A View from the Chuo Line and Other Stories (2005) is a collection of twenty-seven stories by Donald Richie. Richie was an authority on Japanese film and culture and well known for his travel book, The Inland Sea (1971). He passed away just a few years ago on February 19, 2013 at the age of 88 in Tokyo.


These stories, some of which are no longer than a couple pages, are centered around moments of realization or little leaps of understanding. They are about everyday Japanese people. A few reflect aspects of Japanese culture that Richie must've been intrigued by, while others look at clashes of culture, mostly through the prejudices of middle-aged Japanese women. Differences in regard to areas of Tokyo is a lesser theme in the collection; in one story a foreign woman who's just moved to Yanaka may have been inadvertently spied upon, or intentionally so, through an open window. Her neighbor sees this foreign women with her Japanese boyfriend, and—although nothing like the neighbor's reaction would happen in Harajuku, we're told—the neighbor brazenly suggests to the foreign woman that she either leave the boy or leave Yanaka.
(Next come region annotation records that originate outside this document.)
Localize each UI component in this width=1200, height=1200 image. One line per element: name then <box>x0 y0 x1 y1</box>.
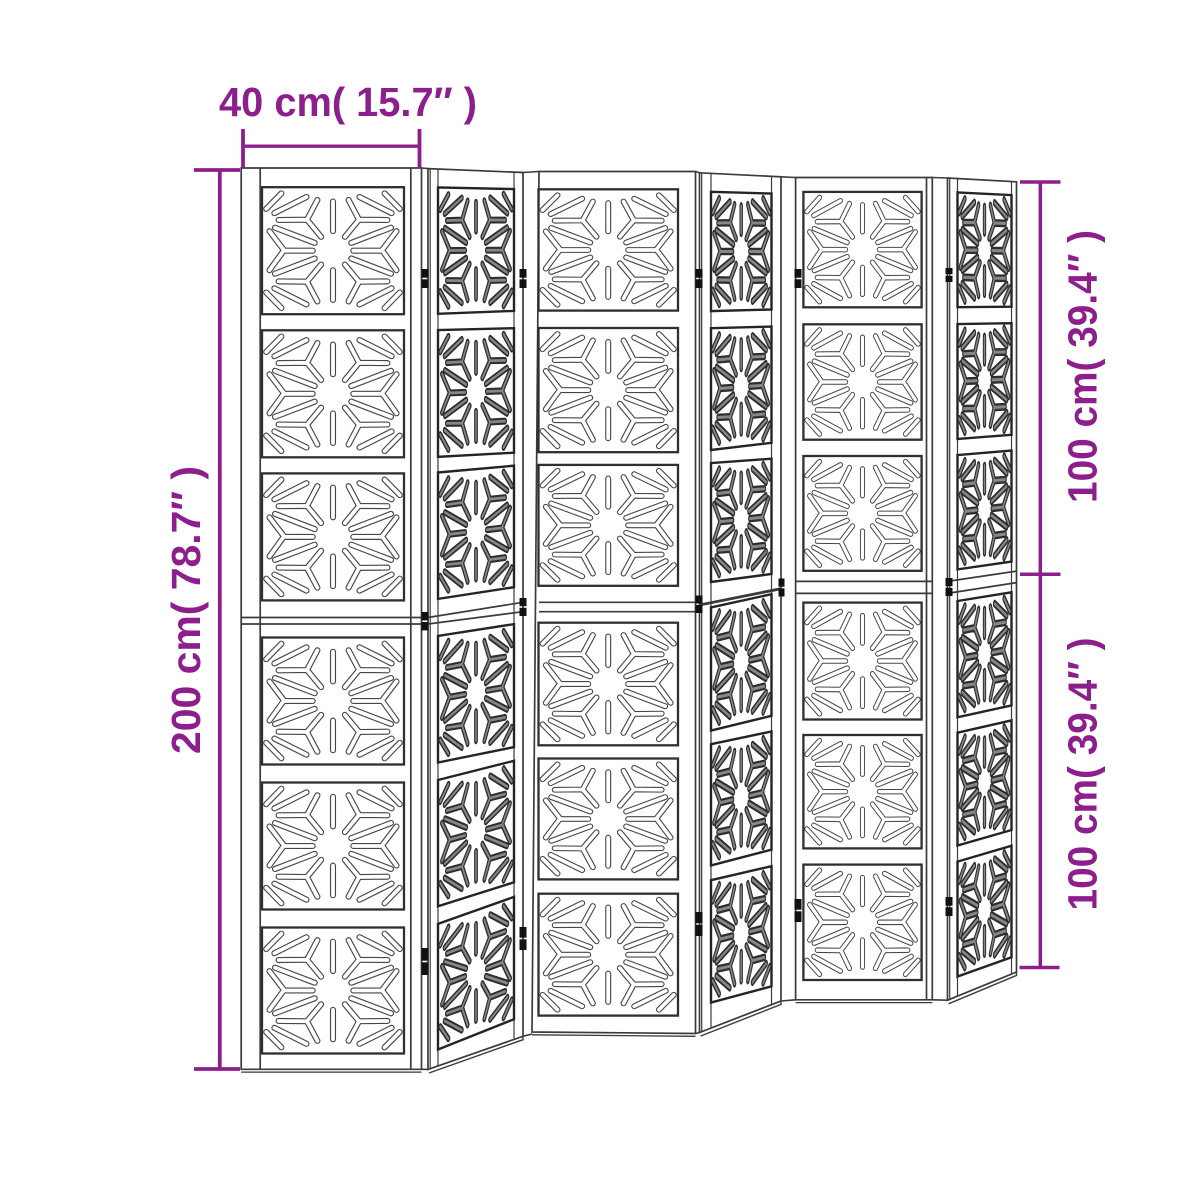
svg-text:100 cm( 39.4″ ): 100 cm( 39.4″ ) <box>1060 638 1106 911</box>
svg-text:200 cm( 78.7″ ): 200 cm( 78.7″ ) <box>163 466 209 754</box>
svg-text:40 cm( 15.7″ ): 40 cm( 15.7″ ) <box>219 79 477 125</box>
svg-text:100 cm( 39.4″ ): 100 cm( 39.4″ ) <box>1060 230 1106 503</box>
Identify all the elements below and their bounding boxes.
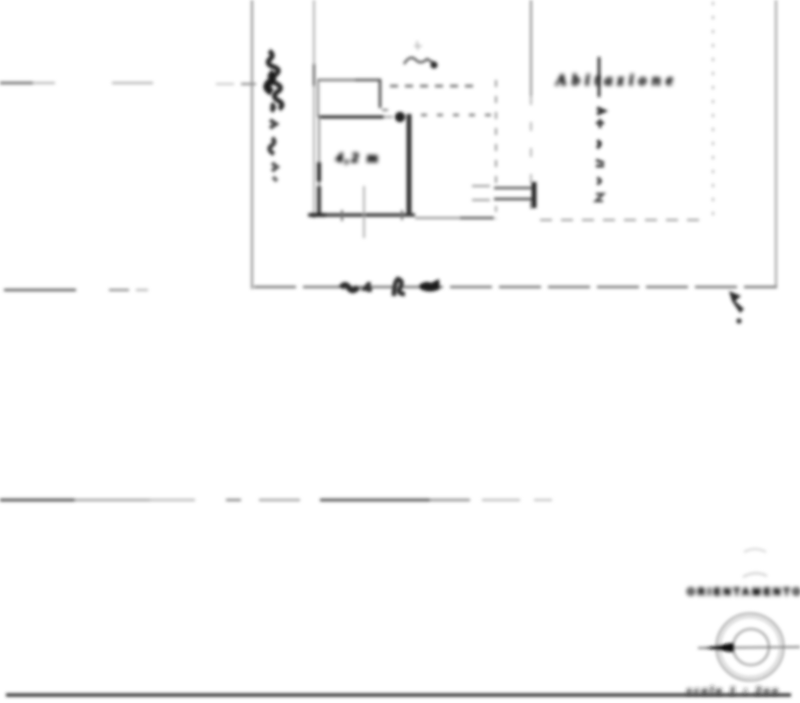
svg-text:Abitazione: Abitazione [555, 72, 678, 89]
svg-text:4,2 m: 4,2 m [335, 151, 380, 166]
svg-text:scala 1 : 2oo: scala 1 : 2oo [686, 685, 781, 697]
svg-text:ORIENTAMENTO: ORIENTAMENTO [687, 587, 800, 598]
A few of the stories or parts of them are interesting, but I got the feeling that Richie put nowhere near as much work into them as he did with his other publications. The edition I picked up, from a shop in Asakusa selling used books (600 yen, near-new condition, and autographed by Richie), has dozens of typos, including missing words and egregious punctuation errors, which interfered with how I processed the writing and envisioned what was described. Apart from that, the stories are all right, especially for anyone interested in Japan and Donald Richie.